Elle cite, en exemple, la tendance en médecine qui a vu l’outil de diagnostic d’une crise cardiaque passer de l’électrocardiogramme (ECG) aux détecteurs biochimiques. Si les compagnies réalignent leurs définitions en conséquence, que se passera-t-il si survient une réclamation dont le diagnostic est basé sur un ECG? Mme Tremblay doute qu’une compagnie refuse de payer pour cette raison. La décision n’en restera pas moins soumise au jugement de l’assureur.

Pourquoi six compagnies?

Pourquoi Munich Re a-t-elle fixé la barre à six compagnies seulement? John Parker, le vice-président adjoint aux prestations du vivant chez Manuvie, croit que cette limite a permis de réunir plus facilement un groupe de joueurs prêts à travailler ensemble et qui, de plus, représente une part majeure du marché. « Si vous n’avez pas cette taille critique, vos conclusions seront moins significatives », argue M. Parker.

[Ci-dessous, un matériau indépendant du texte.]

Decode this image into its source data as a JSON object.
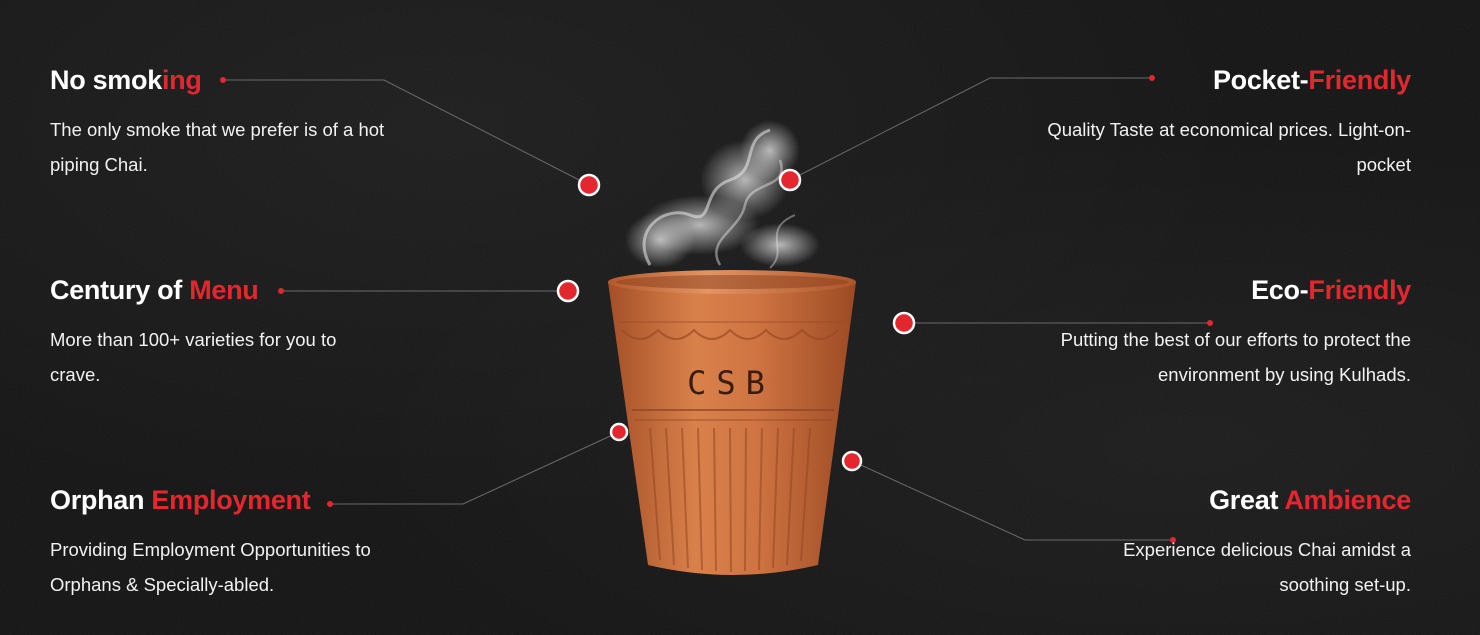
{
  "features": [
    {
      "title_plain": "No smok",
      "title_accent": "ing",
      "title_tail": "",
      "desc": "The only smoke that we prefer is of a hot piping Chai."
    },
    {
      "title_plain": "Century of ",
      "title_accent": "Menu",
      "title_tail": "",
      "desc": "More than 100+ varieties for you to crave."
    },
    {
      "title_plain": "Orphan ",
      "title_accent": "Employment",
      "title_tail": "",
      "desc": "Providing Employment Opportunities to Orphans & Specially-abled."
    },
    {
      "title_plain": "Pocket-",
      "title_accent": "Friendly",
      "title_tail": "",
      "desc": "Quality Taste at economical prices. Light-on-pocket"
    },
    {
      "title_plain": "Eco-",
      "title_accent": "Friendly",
      "title_tail": "",
      "desc": "Putting the best of our efforts to protect the environment by using Kulhads."
    },
    {
      "title_plain": "Great ",
      "title_accent": "Ambience",
      "title_tail": "",
      "desc": "Experience delicious Chai amidst a soothing set-up."
    }
  ],
  "cup": {
    "label": "CSB"
  },
  "colors": {
    "accent": "#e4262f",
    "background": "#121212",
    "clay": "#c86a3a"
  }
}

Et des conclusions, il y en aura. « Possiblement d’ici trois à six mois », avance M. Parker. Mais comme ses collègues, il ne croit pas que l’industrie soit prête à passer le rouleau compresseur sur les définitions. « S’il y a des différences mais que les compagnies se montrent compétentes à bien les expliquer, nous pourrons vivre avec. »

Relancer les ventes

La réflexion du comité sur l’uniformisation des définitions en assurance maladies graves arrive à un moment où les ventes du produit stagnent pour une deuxième année consécutive. Un produit qui avait régulièrement connu une croissance dans les deux chiffres avant la hausse des prix de 2004.

LIMRA International observe en effet un recul de 5% des primes de maladies graves vendues en 2006 par rapport à celles vendues en 2005. Les nouvelles primes ont atteint 78 millions$ l’an dernier. Même recul pour le nombre de polices vendues entre 2005 et 2006. L’industrie a vendu 85 000 nouvelles polices en 2006.

Mais les membres du comité de Munich Re refusent d’établir une corrélation directe entre le manque d’uniformisation des définitions et la stagnation des ventes.

En fait, les membres du comité contactés tombent d’accord pour dire que l’avenir du produit repose plutôt sur une plus grande notoriété dans le public. Il faut aussi, croient-ils, susciter les échanges entre conseillers et clients au sujet des maladies graves. Et enfin, trouver des moyens de rendre le processus de vente plus facile et d’intensifier la formation auprès des conseillers.

Tout comme Desjardins, Manuvie croit que le lancement de produit de masse ou de « solutions abordables » est une avenue fort prometteuse. DSF a lancé en février un produit destiné au marché de masse, estimant ce créneau délaissé. John Parker souhaite à DSF du succès dans son initiative. Il croit que cela montre qu’il y a un marché pour ce genre de produits. M. Parker ne serait pas étonné que la compétition emboîte le pas.